At some point, our intelligence moves from just skill-acquisition to fear-acquisition. That's when the danger curve heads back down. You know you've reached that point when you're doing something that you did back when you were 17 and all of a sudden you think, "Oh my gosh, what the heck was I thinking?! I could be KILLED doing this!" For example (and you may have your own moments of realization, these are mine):

Driving alone cross-country in a 13-year-old car without a cell phone or AAA.
Accepting a ride from a stranger when said car breaks down. Twice.
Staying up until 4 a.m. at a party, and then driving to Irvine for a free KROQ t-shirt.
Riding any traveling-amusement park ride, you know the kind, they set up in the mall parking lot and are gone before anyone can sue them for negligent homicide.
Participating in a ropes course, where the only thing between me and plunging to my death is the bolts holding the contraption together.
Getting married at age 19 and having a baby by 21. Maybe that never would have killed me, per se, but the older I get, the younger 19 is.

If you need a further example of people at the very top of the curve, who are smart enough to be in college but not smart enough to avoid a sport called "pond-skimming," check out this video:

Yes, that's my brother Tim, who in all respects is a very intelligent person. I think he's at the very top of the curve right now, and this might have been just the incident that causes him to think very carefully about the potentially life-threatening college activities he chooses to participate in. Our mom has already forbidden him to do anything else that requires signing a waiver.

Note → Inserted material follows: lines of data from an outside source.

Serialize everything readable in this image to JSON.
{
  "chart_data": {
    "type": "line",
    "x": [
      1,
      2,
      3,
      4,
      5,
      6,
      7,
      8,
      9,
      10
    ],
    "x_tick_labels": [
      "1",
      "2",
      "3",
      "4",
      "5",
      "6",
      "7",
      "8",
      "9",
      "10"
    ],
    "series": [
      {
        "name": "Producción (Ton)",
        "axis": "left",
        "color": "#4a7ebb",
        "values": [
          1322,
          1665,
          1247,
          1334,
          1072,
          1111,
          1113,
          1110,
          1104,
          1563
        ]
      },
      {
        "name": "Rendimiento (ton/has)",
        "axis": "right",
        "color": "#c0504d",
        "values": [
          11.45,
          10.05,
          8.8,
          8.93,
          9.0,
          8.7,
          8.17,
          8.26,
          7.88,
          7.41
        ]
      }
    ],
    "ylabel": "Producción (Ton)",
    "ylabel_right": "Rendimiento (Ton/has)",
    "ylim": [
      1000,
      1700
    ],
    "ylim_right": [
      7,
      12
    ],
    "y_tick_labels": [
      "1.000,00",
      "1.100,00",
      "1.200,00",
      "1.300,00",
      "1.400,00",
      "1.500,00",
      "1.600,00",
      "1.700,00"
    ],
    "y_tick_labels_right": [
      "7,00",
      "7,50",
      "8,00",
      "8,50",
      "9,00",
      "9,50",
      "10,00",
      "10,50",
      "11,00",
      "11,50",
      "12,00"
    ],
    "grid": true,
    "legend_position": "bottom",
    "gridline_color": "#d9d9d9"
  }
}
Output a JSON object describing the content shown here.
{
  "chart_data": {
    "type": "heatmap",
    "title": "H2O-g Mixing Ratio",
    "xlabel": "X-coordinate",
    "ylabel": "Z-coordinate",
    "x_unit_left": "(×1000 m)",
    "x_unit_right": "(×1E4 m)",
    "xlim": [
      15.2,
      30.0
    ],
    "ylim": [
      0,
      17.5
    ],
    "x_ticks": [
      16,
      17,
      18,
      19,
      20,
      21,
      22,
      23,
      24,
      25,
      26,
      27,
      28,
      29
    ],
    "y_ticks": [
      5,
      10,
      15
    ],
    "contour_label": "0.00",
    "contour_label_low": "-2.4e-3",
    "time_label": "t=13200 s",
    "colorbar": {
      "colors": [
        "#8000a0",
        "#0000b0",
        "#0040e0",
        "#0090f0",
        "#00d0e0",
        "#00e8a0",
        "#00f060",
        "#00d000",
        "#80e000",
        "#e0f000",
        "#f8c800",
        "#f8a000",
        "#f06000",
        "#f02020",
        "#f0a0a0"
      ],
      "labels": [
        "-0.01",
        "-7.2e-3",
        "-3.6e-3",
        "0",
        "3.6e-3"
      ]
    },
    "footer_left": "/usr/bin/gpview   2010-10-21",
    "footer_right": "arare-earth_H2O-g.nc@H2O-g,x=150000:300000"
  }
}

I think my intelligence has gotten me to the point where I can forsee consequences fairly well, and am substantially safer because of it. I don't speed much, I rotate my tires, I own a carbon monoxide detector, I don't eat raw cookie dough. I wash my hands frequently. I eat my steaks medium-well. This all probably makes me a very dull person, but it also makes me a dull person with a potentially long life span. A long boring life is better than a short, go-out-in-a-blaze-of-glory life, in my opinion.

As I see it, my job is to keep my kids safe long enough for them to learn how dangerous life is. They really are incapable of seeing what's going to happen if they jump off the top of the swingset or ride down our street in a wagon with no braking mechanism. It makes parenting a job requiring constant vigilance and a lot of very high places to hide things. Now, if you'll excuse me, Darcey's been quiet for far too long. That can only mean trouble.


rachel said...

That was great, Emily. See, you definitely have a gift for this. I can't believe that was really Tim on the video. Wow.
Oh, and I still eat raw cookie dough - I just can't help it. you know me - just living on the edge. :)
I really like the comparison of the drawer to congress and the stimulus bill.

Drake Steel said...

Interestingly enough I wanted to do a newsletter article on all the times I and other old people almost got ourselves killed. I was talking with 2 other guys of our age about this concept and the look on their face was sheer horror. After questioning why they reacted, they both looked at me if I was clueless. The problem was that not only had there been many incidents that could have killed them but they can't let on to the kids just how breathtakingly stupid things they'd done.